Again, the list above focuses on the personality of the Authoritarian Follower, which is addressed in the first part of the book. Altemeyer goes on to discuss many more interesting aspects of authoritarianism in great and enlightening detail. He investigates religious fundamentalism at length. He also looks at why people become authoritarians, suggesting that in addition to possible genetic factors influencing dominance and submission behaviors, the homogenous culture preferred by authoritarian followers prevents them from having too many experiences with outsiders that might call their dogma into question.

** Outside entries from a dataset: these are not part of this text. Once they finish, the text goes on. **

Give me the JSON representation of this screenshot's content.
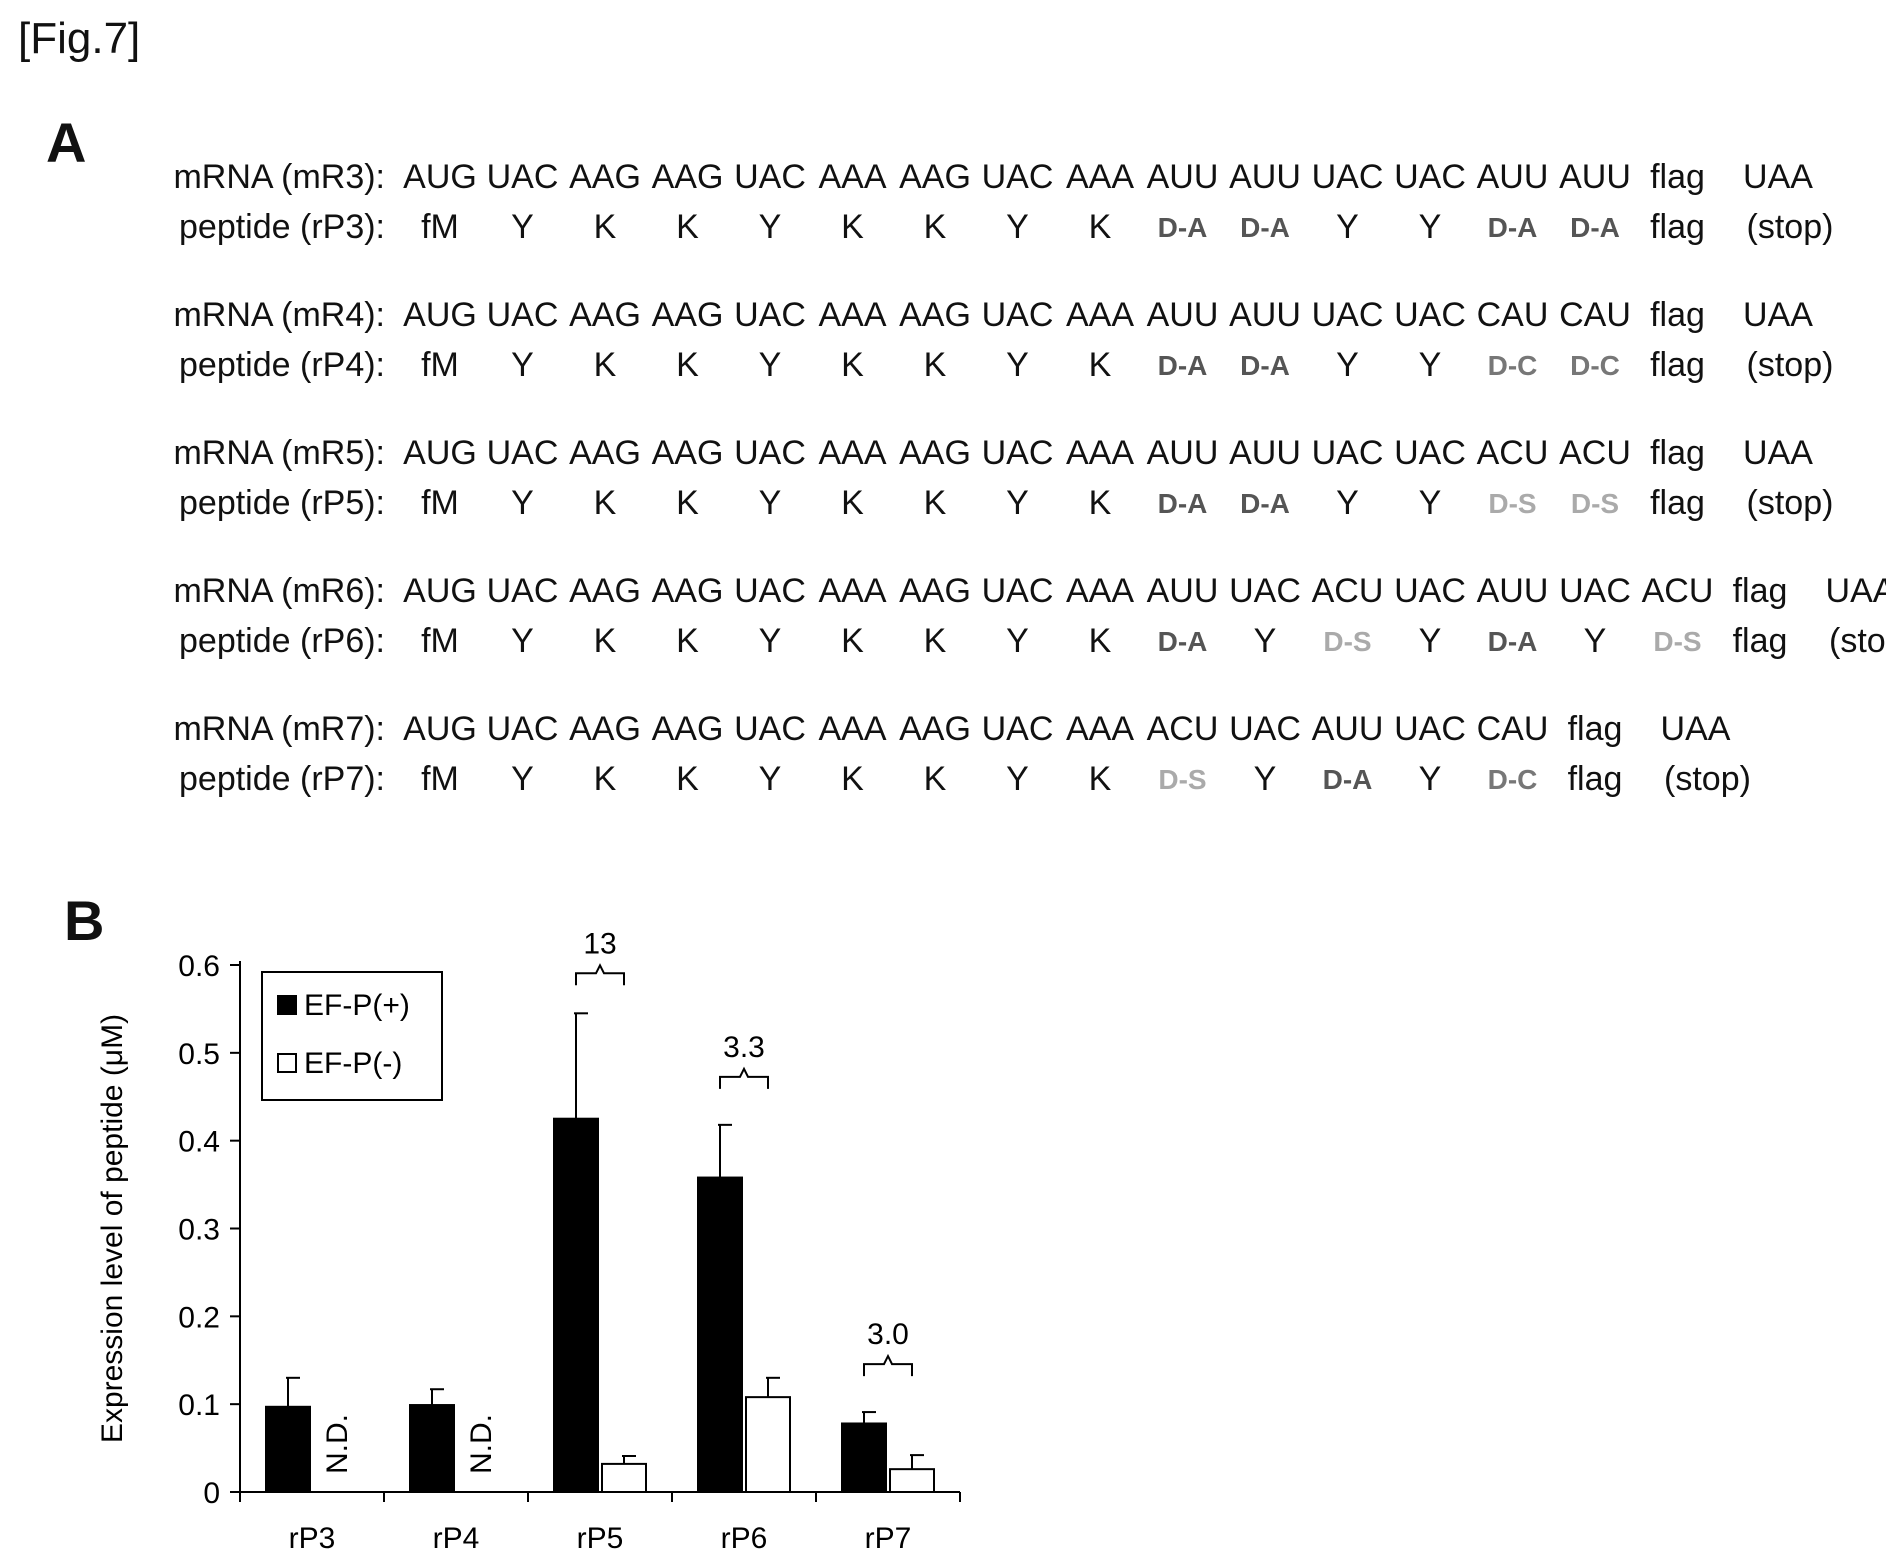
{
  "figure_label": "[Fig.7]",
  "panels": {
    "a_label": "A",
    "b_label": "B"
  },
  "sequences": [
    {
      "mrna_label": "mRNA (mR3):",
      "peptide_label": "peptide (rP3):",
      "codons": [
        "AUG",
        "UAC",
        "AAG",
        "AAG",
        "UAC",
        "AAA",
        "AAG",
        "UAC",
        "AAA",
        "AUU",
        "AUU",
        "UAC",
        "UAC",
        "AUU",
        "AUU",
        "flag",
        "UAA"
      ],
      "residues": [
        "fM",
        "Y",
        "K",
        "K",
        "Y",
        "K",
        "K",
        "Y",
        "K",
        "D-A",
        "D-A",
        "Y",
        "Y",
        "D-A",
        "D-A",
        "flag",
        "(stop)"
      ]
    },
    {
      "mrna_label": "mRNA (mR4):",
      "peptide_label": "peptide (rP4):",
      "codons": [
        "AUG",
        "UAC",
        "AAG",
        "AAG",
        "UAC",
        "AAA",
        "AAG",
        "UAC",
        "AAA",
        "AUU",
        "AUU",
        "UAC",
        "UAC",
        "CAU",
        "CAU",
        "flag",
        "UAA"
      ],
      "residues": [
        "fM",
        "Y",
        "K",
        "K",
        "Y",
        "K",
        "K",
        "Y",
        "K",
        "D-A",
        "D-A",
        "Y",
        "Y",
        "D-C",
        "D-C",
        "flag",
        "(stop)"
      ]
    },
    {
      "mrna_label": "mRNA (mR5):",
      "peptide_label": "peptide (rP5):",
      "codons": [
        "AUG",
        "UAC",
        "AAG",
        "AAG",
        "UAC",
        "AAA",
        "AAG",
        "UAC",
        "AAA",
        "AUU",
        "AUU",
        "UAC",
        "UAC",
        "ACU",
        "ACU",
        "flag",
        "UAA"
      ],
      "residues": [
        "fM",
        "Y",
        "K",
        "K",
        "Y",
        "K",
        "K",
        "Y",
        "K",
        "D-A",
        "D-A",
        "Y",
        "Y",
        "D-S",
        "D-S",
        "flag",
        "(stop)"
      ]
    },
    {
      "mrna_label": "mRNA (mR6):",
      "peptide_label": "peptide (rP6):",
      "codons": [
        "AUG",
        "UAC",
        "AAG",
        "AAG",
        "UAC",
        "AAA",
        "AAG",
        "UAC",
        "AAA",
        "AUU",
        "UAC",
        "ACU",
        "UAC",
        "AUU",
        "UAC",
        "ACU",
        "flag",
        "UAA"
      ],
      "residues": [
        "fM",
        "Y",
        "K",
        "K",
        "Y",
        "K",
        "K",
        "Y",
        "K",
        "D-A",
        "Y",
        "D-S",
        "Y",
        "D-A",
        "Y",
        "D-S",
        "flag",
        "(stop)"
      ]
    },
    {
      "mrna_label": "mRNA (mR7):",
      "peptide_label": "peptide (rP7):",
      "codons": [
        "AUG",
        "UAC",
        "AAG",
        "AAG",
        "UAC",
        "AAA",
        "AAG",
        "UAC",
        "AAA",
        "ACU",
        "UAC",
        "AUU",
        "UAC",
        "CAU",
        "flag",
        "UAA"
      ],
      "residues": [
        "fM",
        "Y",
        "K",
        "K",
        "Y",
        "K",
        "K",
        "Y",
        "K",
        "D-S",
        "Y",
        "D-A",
        "Y",
        "D-C",
        "flag",
        "(stop)"
      ]
    }
  ],
  "residue_colors": {
    "D-A": "#555555",
    "D-C": "#777777",
    "D-S": "#aaaaaa",
    "default": "#111111"
  },
  "chart_data": {
    "type": "bar",
    "title": "",
    "xlabel": "",
    "ylabel": "Expression level of peptide (μM)",
    "categories": [
      "rP3",
      "rP4",
      "rP5",
      "rP6",
      "rP7"
    ],
    "series": [
      {
        "name": "EF-P(+)",
        "values": [
          0.097,
          0.099,
          0.425,
          0.358,
          0.078
        ],
        "errors": [
          0.033,
          0.018,
          0.12,
          0.06,
          0.013
        ],
        "color": "#000000"
      },
      {
        "name": "EF-P(-)",
        "values": [
          null,
          null,
          0.032,
          0.108,
          0.026
        ],
        "errors": [
          null,
          null,
          0.009,
          0.022,
          0.016
        ],
        "color": "#ffffff"
      }
    ],
    "not_detected_label": "N.D.",
    "fold_changes": [
      "",
      "",
      "13",
      "3.3",
      "3.0"
    ],
    "yticks": [
      "0",
      "0.1",
      "0.2",
      "0.3",
      "0.4",
      "0.5",
      "0.6"
    ],
    "ylim": [
      0,
      0.6
    ],
    "grid": false,
    "legend_position": "top-left"
  }
}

He points to the work of George Lakoff in connecting a person's family background ("strict father morality" versus "nurturant parent") with that person's worldview and moral system. He also discusses Authoritarian Leaders, as well as Social Dominators. He includes a study on authoritarians in government, in which "Republicans scored almost 40 points higher than the Democrats on the average[.]" And finally, he discusses what might be done to combat authoritarianism, including reducing fear, reducing ethnocentrism, teaching children not to automatically trust authorities, and educating people on the negative effects of authoritarianism.